Retrieve-Plan-Generation: An Iterative Planning and Answering Framework for Knowledge-Intensive LLM Generation (2406.14979v2)

Abstract: Despite the significant progress of LLMs in various tasks, they often produce factual errors due to their limited internal knowledge. Retrieval-Augmented Generation (RAG), which enhances LLMs with external knowledge sources, offers a promising solution. However, these methods can be misled by irrelevant paragraphs in retrieved documents. Due to the inherent uncertainty in LLM generation, inputting the entire document may introduce off-topic information, causing the model to deviate from the central topic and affecting the relevance of the generated content. To address these issues, we propose the Retrieve-Plan-Generation (RPG) framework. RPG generates plan tokens to guide subsequent generation in the plan stage. In the answer stage, the model selects relevant fine-grained paragraphs based on the plan and uses them for further answer generation. This plan-answer process is repeated iteratively until completion, enhancing generation relevance by focusing on specific topics. To implement this framework efficiently, we utilize a simple but effective multi-task prompt-tuning method, enabling the existing LLMs to handle both planning and answering. We comprehensively compare RPG with baselines across 5 knowledge-intensive generation tasks, demonstrating the effectiveness of our approach.

Retrieve-Plan-Generation: An Iterative Planning and Answering Framework for Knowledge-Intensive LLM Generation

The paper entitled "Retrieve-Plan-Generation: An Iterative Planning and Answering Framework for Knowledge-Intensive LLM Generation" proposes a novel framework named RPG (Retrieve-Plan-Generation) designed to improve the performance of LLMs in knowledge-intensive tasks. LLMs have made significant strides in various applications, yet they are often hampered by factual inaccuracies when generating responses due to limited internal knowledge. The RAG (Retrieval-Augmented Generation) system addresses some of these concerns by incorporating external knowledge sources. However, including entire retrieved documents can introduce off-topic information, which may dilute response relevance and coherence.

Proposed Solution

The RPG framework provides a two-stage process: the Plan Stage and the Answer Stage. This iterative approach ensures that:

1. Plan Tokens are generated to guide the structure and content of the subsequent output.
2. Fine-Grained Paragraphs are selected based on the current plan token to generate targeted answers.
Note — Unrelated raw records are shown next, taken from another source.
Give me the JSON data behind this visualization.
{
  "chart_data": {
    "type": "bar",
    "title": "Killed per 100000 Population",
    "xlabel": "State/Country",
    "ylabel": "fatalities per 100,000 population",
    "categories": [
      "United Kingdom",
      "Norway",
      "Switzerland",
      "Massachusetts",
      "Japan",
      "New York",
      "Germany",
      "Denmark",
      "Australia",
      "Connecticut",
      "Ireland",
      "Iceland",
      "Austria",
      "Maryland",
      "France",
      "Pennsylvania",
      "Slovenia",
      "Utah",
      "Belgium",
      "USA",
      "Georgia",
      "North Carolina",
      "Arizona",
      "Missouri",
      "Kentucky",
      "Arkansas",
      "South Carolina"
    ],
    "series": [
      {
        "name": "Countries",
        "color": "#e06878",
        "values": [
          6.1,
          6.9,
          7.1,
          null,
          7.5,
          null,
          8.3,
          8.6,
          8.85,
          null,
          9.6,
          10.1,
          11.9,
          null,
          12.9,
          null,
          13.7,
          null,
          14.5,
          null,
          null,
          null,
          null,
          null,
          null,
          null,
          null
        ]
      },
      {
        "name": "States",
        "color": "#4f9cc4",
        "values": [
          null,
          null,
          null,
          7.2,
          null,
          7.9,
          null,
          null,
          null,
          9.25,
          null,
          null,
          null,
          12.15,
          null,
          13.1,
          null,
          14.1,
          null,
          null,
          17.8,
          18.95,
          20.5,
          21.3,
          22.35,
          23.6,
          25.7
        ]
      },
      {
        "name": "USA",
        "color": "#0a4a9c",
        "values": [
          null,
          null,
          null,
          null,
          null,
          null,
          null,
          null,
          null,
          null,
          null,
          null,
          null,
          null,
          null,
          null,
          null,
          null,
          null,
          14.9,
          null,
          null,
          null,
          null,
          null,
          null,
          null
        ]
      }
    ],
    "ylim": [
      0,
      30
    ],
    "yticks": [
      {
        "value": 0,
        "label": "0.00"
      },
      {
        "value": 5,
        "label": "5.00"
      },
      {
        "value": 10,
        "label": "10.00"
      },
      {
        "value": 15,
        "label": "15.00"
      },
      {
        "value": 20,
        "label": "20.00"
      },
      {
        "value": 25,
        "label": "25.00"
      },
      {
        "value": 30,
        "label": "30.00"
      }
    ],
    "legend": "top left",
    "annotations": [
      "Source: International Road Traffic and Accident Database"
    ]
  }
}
By iterating between planning and answering, the RPG framework maintains the relevance and topical coherence of the generated content. This approach attempts to remedy the issues of focus shift and off-topic influences inherent in the traditional RAG methods.

Implementation Method

The RPG framework leverages an efficient multi-task prompt tuning method, which allows existing LLMs to be fine-tuned for both planning and answering tasks without needing extensive modifications to the model architecture. The training involves:

• Multi-Task Prompt Tuning: This technique ensures the model can handle both planning and answering by learning task-specific prompts while keeping the LLM largely unchanged.
• Incremental Planning: During inference, the model alternates generating plan tokens and answers, iteratively refining the output until completion.

Evaluation and Results

The authors evaluated RPG across five tasks, including long-form generation (ASQA, ELI5), multi-hop reasoning (2WikiMultiHopQA), and short-form question answering (PopQA, PubHealth). Key metrics such as ROUGE, MAUVE, and F1 scores were used to measure the performance.

Long-Form Generation:

• The RPG model demonstrated significant improvements over traditional RAG and even instruction-tuned models like Alpaca and Llama2 in the ASQA and ELI5 datasets, particularly in metrics like ROUGE and MAUVE.

Multi-Hop Generation:

• On the 2WikiMultiHopQA dataset, RPG outperformed other RAG-based models and approached the performance of top-tier models such as ChatGPT equipped with dynamic retrieval strategies.

Short-Form Generation:

• While not the primary focus, RPG still excelled in short-form QA tasks, often outperforming other retrieval-augmented models by maintaining focused and relevant responses.

Implications and Future Directions

The RPG framework sets a precedent for incorporating explicit pre-planning in LLMs, effectively bolstering relevance and adherence to the topic in lengthy generation tasks. Practical implications include enhanced capabilities for applications demanding detailed and contextually appropriate responses, such as academic writing, report generation, and customer support.

Future directions could involve:

1. Scaling RPG to Larger LLMs: Given resource constraints, the current implementation focuses on models up to Llama2\textsubscript{7B}. Extending this to 13B or 70B models could unlock further performance enhancements.
2. Extending Training Data: The dataset size used in this paper, reconstructed to about 50k instances, suggests that increasing the size and variety of training data could further strengthen RPG’s capabilities.

By isolating and iterating distinct planning and answering phases, RPG offers a robust solution to the prevalent issue of off-topic content, especially in knowledge-intensive tasks. This approach not only enhances response accuracy but also supports the generation of comprehensive and contextually grounded answers.